Er kündigt einen Sonderfonds für die Familien der Gefallenen an, verspricht mehr Mindestlohn, Steuervergünstigungen und einen „Wiederaufbau“ jener ukrainischen Gebiete, die Russland in angeblichen Scheinreferenden annektiert hatte. Besonders lange spricht er über die Wirtschaft, die der „Sanktions-Aggression“ des Westens standgehalten habe. Die Schwierigkeiten seien überwunden, sagt er, jetzt beginne eine Zeit der Möglichkeiten. Unter anderem schweben ihm mehr Handel mit Ostasien und die Rückführung russischen Kapitals aus dem Ausland vor. Er habe Unternehmer, die außerhalb Russlands investierten, stets gewarnt, sagt er und macht sich lustig über jene, „die ihr Kapital in ausländischen Banken verloren haben, denen Jachten, Villen und so weiter genommen wurden“. Im Publikum müssen sich davon einige angesprochen fühlen.

Aus westlicher Sicht 90 Minuten Propaganda: Wladimir Putin auf dem Weg zu seiner Rede.

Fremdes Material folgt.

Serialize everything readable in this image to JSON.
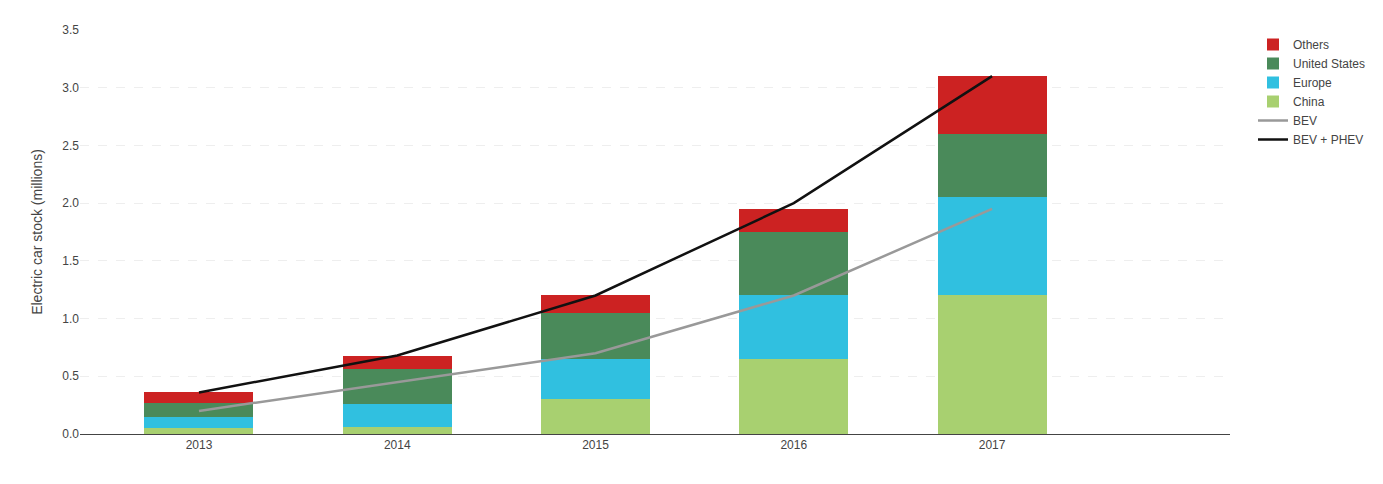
{
  "chart_data": {
    "type": "bar",
    "stacked": true,
    "ylabel": "Electric car stock (millions)",
    "x": [
      2013,
      2014,
      2015,
      2016,
      2017
    ],
    "xlim": [
      2012.4,
      2018.2
    ],
    "xticks": [
      2013,
      2014,
      2015,
      2016,
      2017
    ],
    "ylim": [
      0,
      3.5
    ],
    "yticks": [
      {
        "value": 0,
        "label": "0.0"
      },
      0.5,
      {
        "value": 1,
        "label": "1.0"
      },
      1.5,
      {
        "value": 2,
        "label": "2.0"
      },
      2.5,
      {
        "value": 3,
        "label": "3.0"
      },
      3.5
    ],
    "grid": "y",
    "legend": "right",
    "series": [
      {
        "name": "China",
        "type": "bar",
        "color": "#a8d070",
        "values": [
          0.05,
          0.06,
          0.3,
          0.65,
          1.2
        ]
      },
      {
        "name": "Europe",
        "type": "bar",
        "color": "#30c0e0",
        "values": [
          0.1,
          0.2,
          0.35,
          0.55,
          0.85
        ]
      },
      {
        "name": "United States",
        "type": "bar",
        "color": "#4a8a5a",
        "values": [
          0.12,
          0.3,
          0.4,
          0.55,
          0.55
        ]
      },
      {
        "name": "Others",
        "type": "bar",
        "color": "#cc2222",
        "values": [
          0.09,
          0.12,
          0.15,
          0.2,
          0.5
        ]
      },
      {
        "name": "BEV",
        "type": "line",
        "color": "#999999",
        "values": [
          0.2,
          0.45,
          0.7,
          1.2,
          1.95
        ]
      },
      {
        "name": "BEV + PHEV",
        "type": "line",
        "color": "#111111",
        "values": [
          0.36,
          0.68,
          1.2,
          2.0,
          3.1
        ]
      }
    ]
  }
}
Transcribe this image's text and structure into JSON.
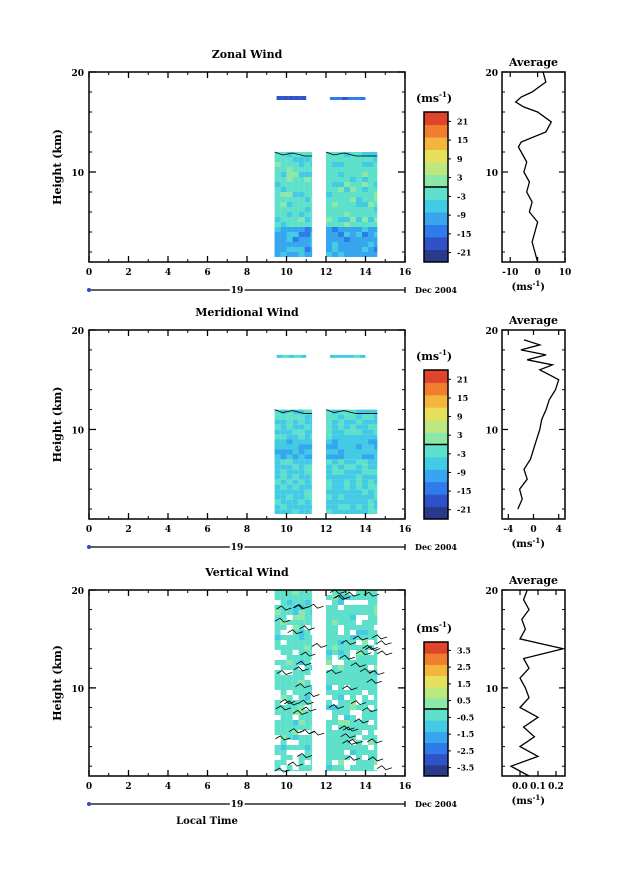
{
  "chart_data": [
    {
      "type": "heatmap",
      "title": "Zonal Wind",
      "ylabel": "Height (km)",
      "xlim": [
        0,
        16
      ],
      "ylim": [
        1,
        20
      ],
      "x_ticks": [
        "0",
        "2",
        "4",
        "6",
        "8",
        "10",
        "12",
        "14",
        "16"
      ],
      "y_ticks": [
        "10",
        "20"
      ],
      "date_label": "19",
      "date_suffix": "Dec 2004",
      "colorbar": {
        "unit": "(ms",
        "unit_sup": "-1",
        "unit_close": ")",
        "ticks": [
          "21",
          "15",
          "9",
          "3",
          "-3",
          "-9",
          "-15",
          "-21"
        ],
        "marker": "0"
      },
      "data_blocks": [
        {
          "x0": 9.4,
          "x1": 11.3,
          "y0": 1.5,
          "y1": 12.0,
          "level": 0.45
        },
        {
          "x0": 12.0,
          "x1": 14.6,
          "y0": 1.5,
          "y1": 12.0,
          "level": 0.45
        },
        {
          "x0": 9.4,
          "x1": 11.3,
          "y0": 1.5,
          "y1": 4.5,
          "level": 0.3
        },
        {
          "x0": 12.0,
          "x1": 14.6,
          "y0": 1.5,
          "y1": 4.5,
          "level": 0.3
        },
        {
          "x0": 9.5,
          "x1": 11.0,
          "y0": 17.2,
          "y1": 17.6,
          "level": 0.15
        },
        {
          "x0": 12.2,
          "x1": 14.0,
          "y0": 17.2,
          "y1": 17.5,
          "level": 0.15
        }
      ],
      "avg_profile": {
        "title": "Average",
        "xlabel": "(ms",
        "xlabel_sup": "-1",
        "xlabel_close": ")",
        "x_ticks": [
          "-10",
          "0",
          "10"
        ],
        "xlim": [
          -13,
          10
        ],
        "y_ticks": [
          "10",
          "20"
        ],
        "points": [
          [
            0,
            1
          ],
          [
            -1,
            2
          ],
          [
            -2,
            3
          ],
          [
            -1,
            4
          ],
          [
            0,
            5
          ],
          [
            -3,
            6
          ],
          [
            -2,
            7
          ],
          [
            -4,
            8
          ],
          [
            -3,
            9
          ],
          [
            -5,
            10
          ],
          [
            -4,
            11
          ],
          [
            -6,
            12
          ],
          [
            -7,
            12.5
          ],
          [
            -6,
            13
          ],
          [
            3,
            14
          ],
          [
            5,
            15
          ],
          [
            0,
            16
          ],
          [
            -5,
            16.5
          ],
          [
            -8,
            17
          ],
          [
            -6,
            17.5
          ],
          [
            -2,
            18
          ],
          [
            3,
            19
          ],
          [
            2,
            20
          ]
        ]
      }
    },
    {
      "type": "heatmap",
      "title": "Meridional Wind",
      "ylabel": "Height (km)",
      "xlim": [
        0,
        16
      ],
      "ylim": [
        1,
        20
      ],
      "x_ticks": [
        "0",
        "2",
        "4",
        "6",
        "8",
        "10",
        "12",
        "14",
        "16"
      ],
      "y_ticks": [
        "10",
        "20"
      ],
      "date_label": "19",
      "date_suffix": "Dec 2004",
      "colorbar": {
        "unit": "(ms",
        "unit_sup": "-1",
        "unit_close": ")",
        "ticks": [
          "21",
          "15",
          "9",
          "3",
          "-3",
          "-9",
          "-15",
          "-21"
        ],
        "marker": "0"
      },
      "data_blocks": [
        {
          "x0": 9.4,
          "x1": 11.3,
          "y0": 1.5,
          "y1": 12.0,
          "level": 0.4
        },
        {
          "x0": 12.0,
          "x1": 14.6,
          "y0": 1.5,
          "y1": 12.0,
          "level": 0.4
        },
        {
          "x0": 9.4,
          "x1": 11.3,
          "y0": 7.0,
          "y1": 9.0,
          "level": 0.35
        },
        {
          "x0": 12.0,
          "x1": 14.6,
          "y0": 7.0,
          "y1": 9.0,
          "level": 0.35
        },
        {
          "x0": 9.5,
          "x1": 11.0,
          "y0": 17.2,
          "y1": 17.5,
          "level": 0.42
        },
        {
          "x0": 12.2,
          "x1": 14.0,
          "y0": 17.2,
          "y1": 17.5,
          "level": 0.42
        }
      ],
      "avg_profile": {
        "title": "Average",
        "xlabel": "(ms",
        "xlabel_sup": "-1",
        "xlabel_close": ")",
        "x_ticks": [
          "-4",
          "0",
          "4"
        ],
        "xlim": [
          -5,
          5
        ],
        "y_ticks": [
          "10",
          "20"
        ],
        "points": [
          [
            -2.5,
            2
          ],
          [
            -1.8,
            3
          ],
          [
            -2.2,
            4
          ],
          [
            -1,
            5
          ],
          [
            -1.5,
            6
          ],
          [
            -0.5,
            7
          ],
          [
            0,
            8
          ],
          [
            0.5,
            9
          ],
          [
            1,
            10
          ],
          [
            1.3,
            11
          ],
          [
            2,
            12
          ],
          [
            2.5,
            13
          ],
          [
            3.5,
            14
          ],
          [
            4,
            15
          ],
          [
            1,
            16
          ],
          [
            3,
            16.5
          ],
          [
            -1,
            17
          ],
          [
            2,
            17.5
          ],
          [
            -2,
            18
          ],
          [
            1,
            18.5
          ],
          [
            -1.5,
            19
          ]
        ]
      }
    },
    {
      "type": "heatmap",
      "title": "Vertical Wind",
      "ylabel": "Height (km)",
      "xlabel": "Local Time",
      "xlim": [
        0,
        16
      ],
      "ylim": [
        1,
        20
      ],
      "x_ticks": [
        "0",
        "2",
        "4",
        "6",
        "8",
        "10",
        "12",
        "14",
        "16"
      ],
      "y_ticks": [
        "10",
        "20"
      ],
      "date_label": "19",
      "date_suffix": "Dec 2004",
      "colorbar": {
        "unit": "(ms",
        "unit_sup": "-1",
        "unit_close": ")",
        "ticks": [
          "3.5",
          "2.5",
          "1.5",
          "0.5",
          "-0.5",
          "-1.5",
          "-2.5",
          "-3.5"
        ],
        "marker": "0"
      },
      "data_blocks": [
        {
          "x0": 9.4,
          "x1": 11.3,
          "y0": 1.5,
          "y1": 20.0,
          "level": 0.47
        },
        {
          "x0": 12.0,
          "x1": 14.6,
          "y0": 1.5,
          "y1": 20.0,
          "level": 0.47
        }
      ],
      "avg_profile": {
        "title": "Average",
        "xlabel": "(ms",
        "xlabel_sup": "-1",
        "xlabel_close": ")",
        "x_ticks": [
          "0.0",
          "0.1",
          "0.2"
        ],
        "xlim": [
          -0.1,
          0.25
        ],
        "y_ticks": [
          "10",
          "20"
        ],
        "points": [
          [
            0.05,
            1
          ],
          [
            -0.05,
            2
          ],
          [
            0.1,
            3
          ],
          [
            0.0,
            4
          ],
          [
            0.08,
            5
          ],
          [
            0.02,
            6
          ],
          [
            0.1,
            7
          ],
          [
            0.0,
            8
          ],
          [
            0.05,
            9
          ],
          [
            0.03,
            10
          ],
          [
            0.0,
            11
          ],
          [
            0.05,
            12
          ],
          [
            0.02,
            13
          ],
          [
            0.24,
            14
          ],
          [
            0.0,
            15
          ],
          [
            0.03,
            16
          ],
          [
            0.01,
            17
          ],
          [
            0.05,
            18
          ],
          [
            0.02,
            19
          ],
          [
            0.04,
            20
          ]
        ]
      }
    }
  ]
}
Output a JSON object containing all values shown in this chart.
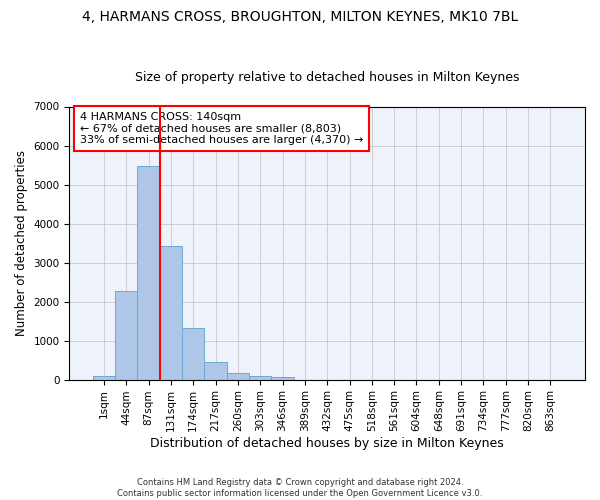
{
  "title_line1": "4, HARMANS CROSS, BROUGHTON, MILTON KEYNES, MK10 7BL",
  "title_line2": "Size of property relative to detached houses in Milton Keynes",
  "xlabel": "Distribution of detached houses by size in Milton Keynes",
  "ylabel": "Number of detached properties",
  "footnote": "Contains HM Land Registry data © Crown copyright and database right 2024.\nContains public sector information licensed under the Open Government Licence v3.0.",
  "bar_labels": [
    "1sqm",
    "44sqm",
    "87sqm",
    "131sqm",
    "174sqm",
    "217sqm",
    "260sqm",
    "303sqm",
    "346sqm",
    "389sqm",
    "432sqm",
    "475sqm",
    "518sqm",
    "561sqm",
    "604sqm",
    "648sqm",
    "691sqm",
    "734sqm",
    "777sqm",
    "820sqm",
    "863sqm"
  ],
  "bar_values": [
    80,
    2280,
    5480,
    3430,
    1310,
    460,
    160,
    90,
    60,
    0,
    0,
    0,
    0,
    0,
    0,
    0,
    0,
    0,
    0,
    0,
    0
  ],
  "bar_color": "#aec6e8",
  "bar_edge_color": "#6aaad4",
  "vline_color": "red",
  "annotation_text": "4 HARMANS CROSS: 140sqm\n← 67% of detached houses are smaller (8,803)\n33% of semi-detached houses are larger (4,370) →",
  "ylim": [
    0,
    7000
  ],
  "yticks": [
    0,
    1000,
    2000,
    3000,
    4000,
    5000,
    6000,
    7000
  ],
  "bg_color": "#eef2fb",
  "grid_color": "#c8c8c8",
  "title_fontsize": 10,
  "subtitle_fontsize": 9,
  "axis_label_fontsize": 9,
  "ylabel_fontsize": 8.5,
  "tick_fontsize": 7.5,
  "annotation_fontsize": 8,
  "footnote_fontsize": 6
}
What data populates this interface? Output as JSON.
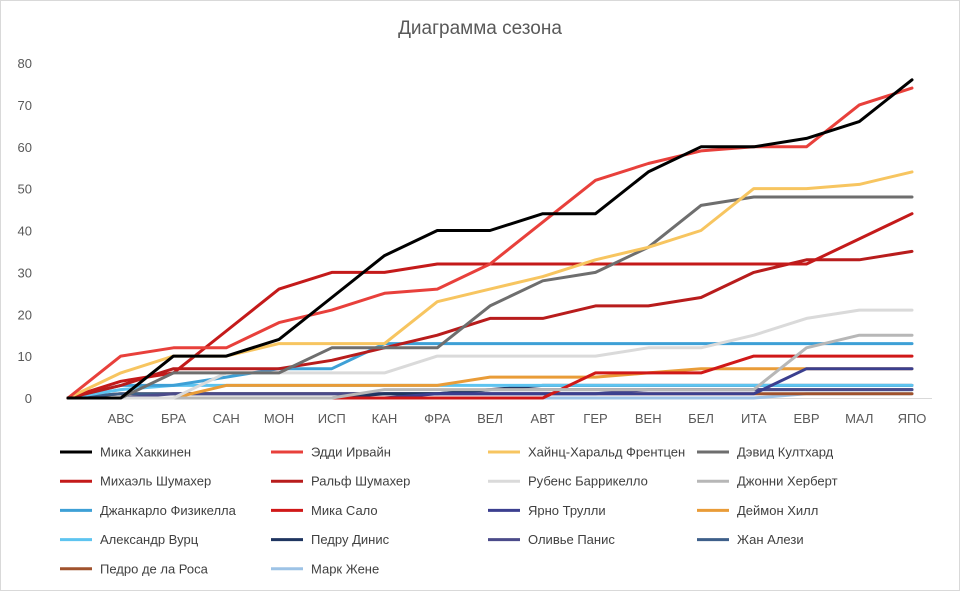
{
  "chart_data": {
    "type": "line",
    "title": "Диаграмма сезона",
    "xlabel": "",
    "ylabel": "",
    "ylim": [
      0,
      80
    ],
    "yticks": [
      0,
      10,
      20,
      30,
      40,
      50,
      60,
      70,
      80
    ],
    "grid": false,
    "legend_position": "bottom",
    "x": [
      "",
      "АВС",
      "БРА",
      "САН",
      "МОН",
      "ИСП",
      "КАН",
      "ФРА",
      "ВЕЛ",
      "АВТ",
      "ГЕР",
      "ВЕН",
      "БЕЛ",
      "ИТА",
      "ЕВР",
      "МАЛ",
      "ЯПО"
    ],
    "series": [
      {
        "name": "Мика Хаккинен",
        "color": "#000000",
        "values": [
          0,
          0,
          10,
          10,
          14,
          24,
          34,
          40,
          40,
          44,
          44,
          54,
          60,
          60,
          62,
          66,
          76
        ]
      },
      {
        "name": "Эдди Ирвайн",
        "color": "#e8403b",
        "values": [
          0,
          10,
          12,
          12,
          18,
          21,
          25,
          26,
          32,
          42,
          52,
          56,
          59,
          60,
          60,
          70,
          74
        ]
      },
      {
        "name": "Хайнц-Харальд Френтцен",
        "color": "#f7c560",
        "values": [
          0,
          6,
          10,
          10,
          13,
          13,
          13,
          23,
          26,
          29,
          33,
          36,
          40,
          50,
          50,
          51,
          54
        ]
      },
      {
        "name": "Дэвид Култхард",
        "color": "#6e6e6e",
        "values": [
          0,
          0,
          6,
          6,
          6,
          12,
          12,
          12,
          22,
          28,
          30,
          36,
          46,
          48,
          48,
          48,
          48
        ]
      },
      {
        "name": "Михаэль Шумахер",
        "color": "#c41a1a",
        "values": [
          0,
          4,
          6,
          16,
          26,
          30,
          30,
          32,
          32,
          32,
          32,
          32,
          32,
          32,
          32,
          38,
          44
        ]
      },
      {
        "name": "Ральф Шумахер",
        "color": "#b81c1c",
        "values": [
          0,
          3,
          7,
          7,
          7,
          9,
          12,
          15,
          19,
          19,
          22,
          22,
          24,
          30,
          33,
          33,
          35
        ]
      },
      {
        "name": "Рубенс Баррикелло",
        "color": "#dadada",
        "values": [
          0,
          0,
          0,
          6,
          6,
          6,
          6,
          10,
          10,
          10,
          10,
          12,
          12,
          15,
          19,
          21,
          21
        ]
      },
      {
        "name": "Джонни Херберт",
        "color": "#b7b7b7",
        "values": [
          0,
          0,
          0,
          0,
          0,
          0,
          2,
          2,
          2,
          2,
          2,
          2,
          2,
          2,
          12,
          15,
          15
        ]
      },
      {
        "name": "Джанкарло Физикелла",
        "color": "#3ea0d6",
        "values": [
          0,
          3,
          3,
          5,
          7,
          7,
          13,
          13,
          13,
          13,
          13,
          13,
          13,
          13,
          13,
          13,
          13
        ]
      },
      {
        "name": "Мика Сало",
        "color": "#d01818",
        "values": [
          0,
          0,
          0,
          0,
          0,
          0,
          0,
          0,
          0,
          0,
          6,
          6,
          6,
          10,
          10,
          10,
          10
        ]
      },
      {
        "name": "Ярно Трулли",
        "color": "#3b3f8f",
        "values": [
          0,
          0,
          0,
          0,
          0,
          0,
          0,
          1,
          1,
          1,
          1,
          1,
          1,
          1,
          7,
          7,
          7
        ]
      },
      {
        "name": "Деймон Хилл",
        "color": "#e99c38",
        "values": [
          0,
          0,
          0,
          3,
          3,
          3,
          3,
          3,
          5,
          5,
          5,
          6,
          7,
          7,
          7,
          7,
          7
        ]
      },
      {
        "name": "Александр Вурц",
        "color": "#5ec4f0",
        "values": [
          0,
          2,
          3,
          3,
          3,
          3,
          3,
          3,
          3,
          3,
          3,
          3,
          3,
          3,
          3,
          3,
          3
        ]
      },
      {
        "name": "Педру Динис",
        "color": "#1f3560",
        "values": [
          0,
          0,
          0,
          0,
          0,
          0,
          1,
          1,
          2,
          3,
          3,
          3,
          3,
          3,
          3,
          3,
          3
        ]
      },
      {
        "name": "Оливье Панис",
        "color": "#4b4b8a",
        "values": [
          0,
          0,
          1,
          1,
          1,
          1,
          1,
          1,
          1,
          1,
          1,
          2,
          2,
          2,
          2,
          2,
          2
        ]
      },
      {
        "name": "Жан Алези",
        "color": "#3e5f8a",
        "values": [
          0,
          1,
          1,
          1,
          1,
          1,
          1,
          1,
          2,
          2,
          2,
          2,
          2,
          2,
          2,
          2,
          2
        ]
      },
      {
        "name": "Педро де ла Роса",
        "color": "#a0522d",
        "values": [
          0,
          1,
          1,
          1,
          1,
          1,
          1,
          1,
          1,
          1,
          1,
          1,
          1,
          1,
          1,
          1,
          1
        ]
      },
      {
        "name": "Марк Жене",
        "color": "#9dc3e6",
        "values": [
          0,
          0,
          0,
          0,
          0,
          0,
          0,
          0,
          0,
          0,
          0,
          0,
          0,
          0,
          1,
          1,
          1
        ]
      }
    ]
  }
}
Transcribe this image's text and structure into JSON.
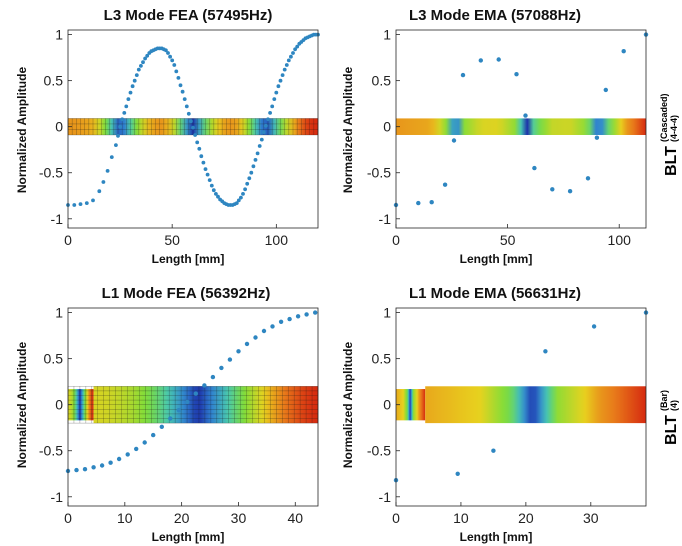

Wladimir Putin: Russland, die USA und das „absurde Theater“ um Atomwaffen

Die heikelste Botschaft hebt sich Putin bis fast zum Schluss auf. Es geht um „New Start“, jenen Vertrag zwischen Russland und den USA, der die Atomwaffenarsenale beider Länder begrenzt. Man werde nicht aus der Vereinbarung austreten, sagt Putin, sie aber ruhen lassen. Hintergrund ist wohl auch die Tatsache, dass der Vertrag wechselseitige Kontrollen ermöglicht. Dass Washington kürzlich darauf bestand, Experten nach Moskau zu schicken, nennt Putin ein „Theater des Absurden“.

Unter all dem Geraune ist das wohl die Botschaft des Tages: Der letzte große Abrüstungsvertrag steht vor dem Aus. Der Kreml habe „die gesamte Rüstungskontrollarchitektur demontiert“, sagt Nato-Generalsekretär Jens Stoltenberg am Nachmittag und fordert Putin auf, die Entscheidung zu überdenken. Die Chance ist gering. In seiner Rede schwärmt der Kreml-Chef noch von der russischen Nuklear-Abwehr, die zu über 90 Prozent aus modernen Systemen bestehe. Auch andere Teile der Armee sollten so modernisiert werden. Geht es nach Putin, kann dieser Krieg wohl noch sehr lange dauern.